With the rise of the Nazis, Beckmann began painting triptychs, turning his medieval altarpiece form into a public billboard. His first, Departure, peopled by dismembered captives, masked lords and indifferent servants, was done during the first year of Hitler’s rule. It was Beckmann’s Guer nica, his disgust at the terror then brutalizing his own country. By the time he had fled to Amsterdam in 1937, the Nazis had removed 509 of his works, declared decadent, from German museums.
Through a Curtain Darkly. Amsterdam was a refuge to Beckmann for two years, but the Nazis arrived before he could get a visa to the U.S. He virtually hid out while his unwanted countrymen tried to draft him, aged 60 and with a heart condition, into last-ditch service. After his final war, Beckmann was free to emigrate to the U.S., where he taught in St. Louis and New York.
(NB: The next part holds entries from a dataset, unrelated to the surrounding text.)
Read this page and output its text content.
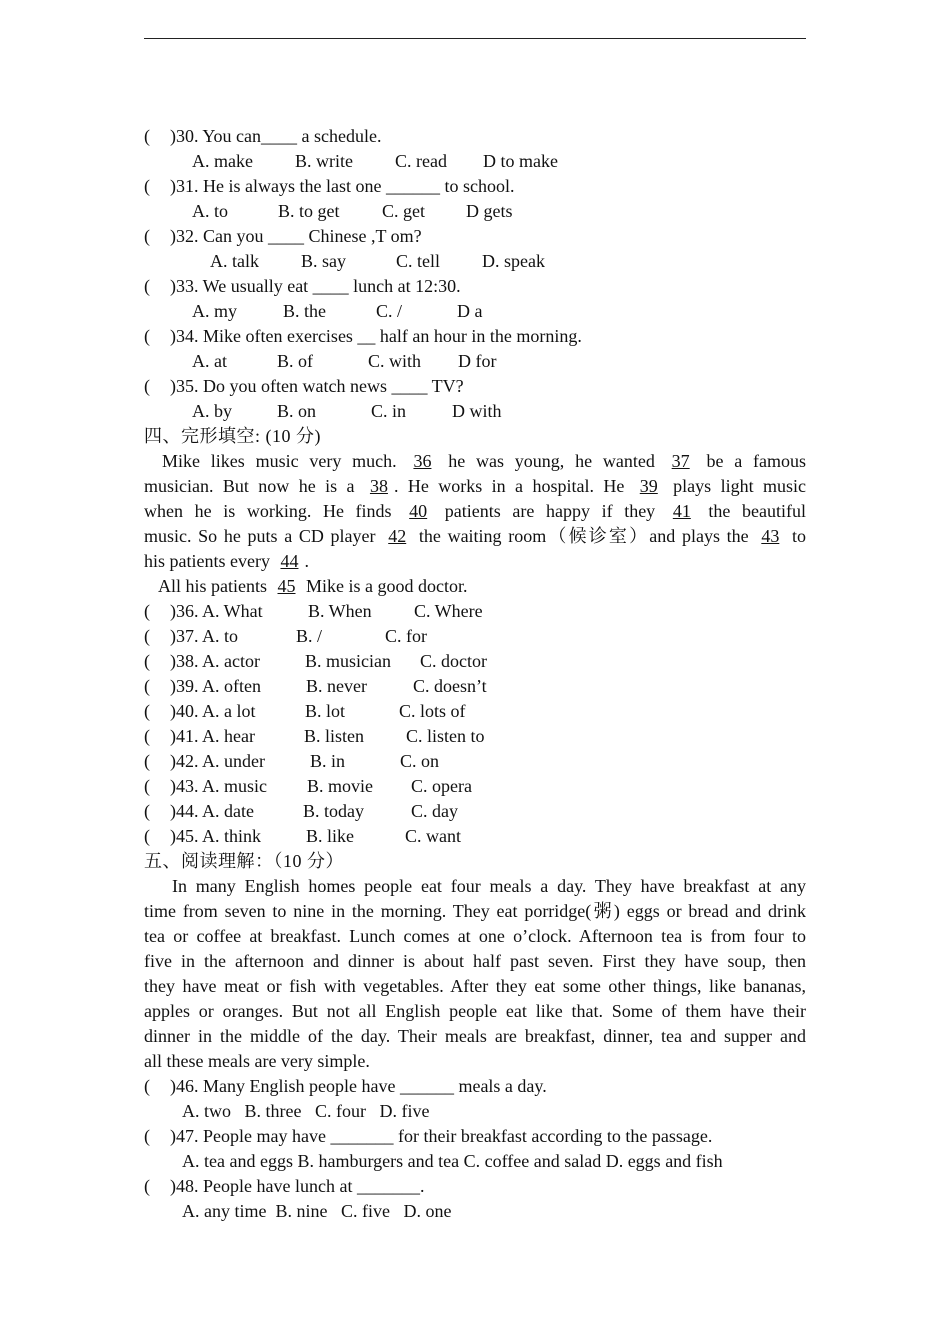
( )30. You can____ a schedule.
A. make B. write C. read D to make
( )31. He is always the last one ______ to school.
A. to	B. to get C. get D gets
( )32. Can you ____ Chinese ,T om?
A. talk B. say	C. tell D. speak
( )33. We usually eat ____ lunch at 12:30.
A. my	B. the	C. /	D a
( )34. Mike often exercises __ half an hour in the morning.
A. at	B. of	C. with D for
( )35. Do you often watch news ____ TV?
A. by	B. on	C. in	D with
四、完形填空: (10 分)
Mike likes music very much. 36 he was young, he wanted 37 be a famous
musician. But now he is a 38 . He works in a hospital. He 39 plays light music
when he is working. He finds 40 patients are happy if they 41 the beautiful
music. So he puts a CD player 42 the waiting room（候诊室）and plays the 43 to
his patients every 44 .
All his patients 45 Mike is a good doctor.
( )36. A. What	B. When C. Where
( )37. A. to	B. /	C. for
( )38. A. actor	B. musician C. doctor
( )39. A. often	B. never	C. doesn’t
( )40. A. a lot	B. lot	C. lots of
( )41. A. hear	B. listen C. listen to
( )42. A. under	B. in	C. on
( )43. A. music B. movie C. opera
( )44. A. date	B. today	C. day
( )45. A. think B. like	C. want
五、阅读理解：（10 分）
In many English homes people eat four meals a day. They have breakfast at any
time from seven to nine in the morning. They eat porridge(粥) eggs or bread and drink
tea or coffee at breakfast. Lunch comes at one o’clock. Afternoon tea is from four to
five in the afternoon and dinner is about half past seven. First they have soup, then
they have meat or fish with vegetables. After they eat some other things, like bananas,
apples or oranges. But not all English people eat like that. Some of them have their
dinner in the middle of the day. Their meals are breakfast, dinner, tea and supper and
all these meals are very simple.
( )46. Many English people have ______ meals a day.
A. two   B. three   C. four   D. five
( )47. People may have _______ for their breakfast according to the passage.
A. tea and eggs B. hamburgers and tea C. coffee and salad D. eggs and fish
( )48. People have lunch at _______.
A. any time  B. nine   C. five   D. one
Beckmann finally bought back his soul. Upon receiving an honorary doctorate from St. Louis’ Washington University in 1950, he said: “Indulge in your subconscious, or intoxicate yourself with wine, for all I care, love the dance, love joy and melancholy, and even death. Art, with religion and the sciences, has always supported and liberated man on his path. Art resolves through Form the many paradoxes of life, and sometimes permits us to glimpse behind the dark curtain which hides those spaces unknown and where one day we shall be unified.” Two days after Christmas 1950, while pursuing his imaginary lions on a morning walk in Manhattan’s Central Park, Beckmann, aged 66, suffered a fatal heart attack and passed through to the space he tried to paint.